La Fragilité et la grâce | Olivier Turbat

Publié le par Christophe Delaigue

La Fragilité et la grâce | Olivier Turbat

Je dois dire un immense merci à l'ami qui m'a offert ce livre, il y a quelques semaines. Immense. Ce Journal spirituel m'a rejoint au coeur de ce que je traverse depuis de longs mois et me permet de relire, de mettre encore des mots sur l'aventure et le chemin que cette année passée m'a donné de vivre.

Olivier Turbat est prêtre, comme moi. Membre de la communauté du Chemin Neuf. En décembre 2010, il a 47 ans, sa vie est comme fauchée par un AVC qui le laisse sans pouvoir ni parler, ni écrire, ni lire, du moins peu et avec difficultés. Quel sens donner à son ministère, lui qui était par ailleurs appelé à prendre sans doute des responsabilités importantes dans sa communauté, au regard de celles qu'il avait déjà ? Quelle volonté de Dieu au coeur de cela ? Quel sens au chemin à vivre désormais, qui ne sera plus comme avant ?

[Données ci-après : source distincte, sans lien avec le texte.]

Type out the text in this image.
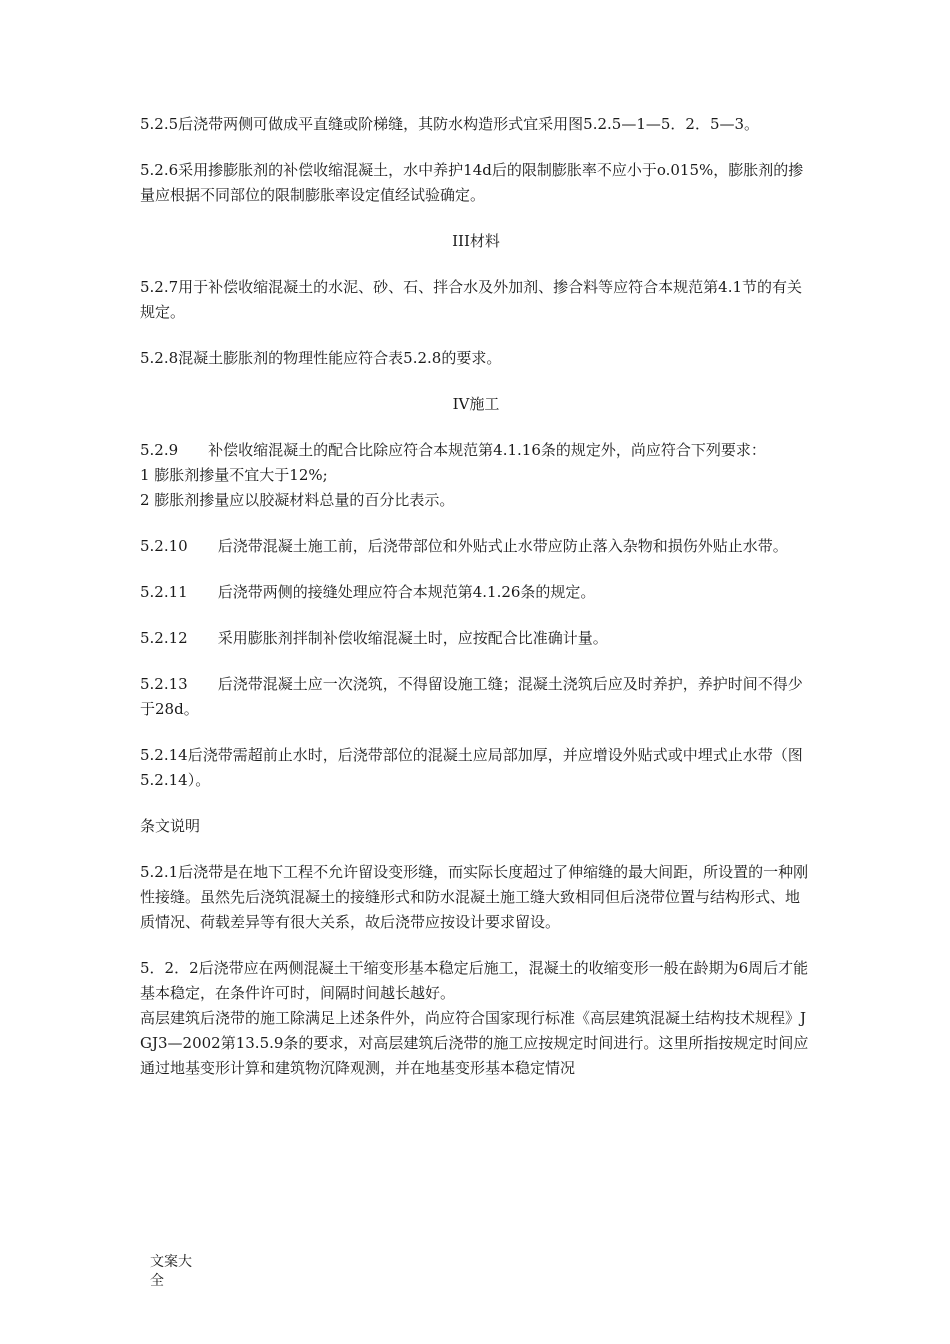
5.2.5后浇带两侧可做成平直缝或阶梯缝，其防水构造形式宜采用图5.2.5—1—5．2．5—3。

5.2.6采用掺膨胀剂的补偿收缩混凝土，水中养护14d后的限制膨胀率不应小于o.015%，膨胀剂的掺量应根据不同部位的限制膨胀率设定值经试验确定。

III材料

5.2.7用于补偿收缩混凝土的水泥、砂、石、拌合水及外加剂、掺合料等应符合本规范第4.1节的有关规定。

5.2.8混凝土膨胀剂的物理性能应符合表5.2.8的要求。

IV施工

5.2.9　　补偿收缩混凝土的配合比除应符合本规范第4.1.16条的规定外，尚应符合下列要求：

1 膨胀剂掺量不宜大于12%;

2 膨胀剂掺量应以胶凝材料总量的百分比表示。

5.2.10　　后浇带混凝土施工前，后浇带部位和外贴式止水带应防止落入杂物和损伤外贴止水带。

5.2.11　　后浇带两侧的接缝处理应符合本规范第4.1.26条的规定。

5.2.12　　采用膨胀剂拌制补偿收缩混凝土时，应按配合比准确计量。

5.2.13　　后浇带混凝土应一次浇筑，不得留设施工缝；混凝土浇筑后应及时养护，养护时间不得少于28d。

5.2.14后浇带需超前止水时，后浇带部位的混凝土应局部加厚，并应增设外贴式或中埋式止水带（图5.2.14）。

条文说明

5.2.1后浇带是在地下工程不允许留设变形缝，而实际长度超过了伸缩缝的最大间距，所设置的一种刚性接缝。虽然先后浇筑混凝土的接缝形式和防水混凝土施工缝大致相同但后浇带位置与结构形式、地质情况、荷载差异等有很大关系，故后浇带应按设计要求留设。

5．2．2后浇带应在两侧混凝土干缩变形基本稳定后施工，混凝土的收缩变形一般在龄期为6周后才能基本稳定，在条件许可时，间隔时间越长越好。

高层建筑后浇带的施工除满足上述条件外，尚应符合国家现行标准《高层建筑混凝土结构技术规程》JGJ3—2002第13.5.9条的要求，对高层建筑后浇带的施工应按规定时间进行。这里所指按规定时间应通过地基变形计算和建筑物沉降观测，并在地基变形基本稳定情况

文案大全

Les pages de ce Journal spirituel après son AVC ne sont qu'une petite partie finale de ce livre. Car l'auteur était déjà traversé, de manière presque prophétique, par ces questions, par celle quant au mystère de la Croix, au coeur de ce qu'il vivait et de ce qu'il appelle des difficultés à suivre vraiment le Christ, à Lui donner toute sa vie, à tout faire, tout vivre, pour Lui et avec Lui. Il pressentait que Dieu lui demandait plus, l'attendrait ailleurs, dans un don de soi radical, au coeur même de sa faiblesse.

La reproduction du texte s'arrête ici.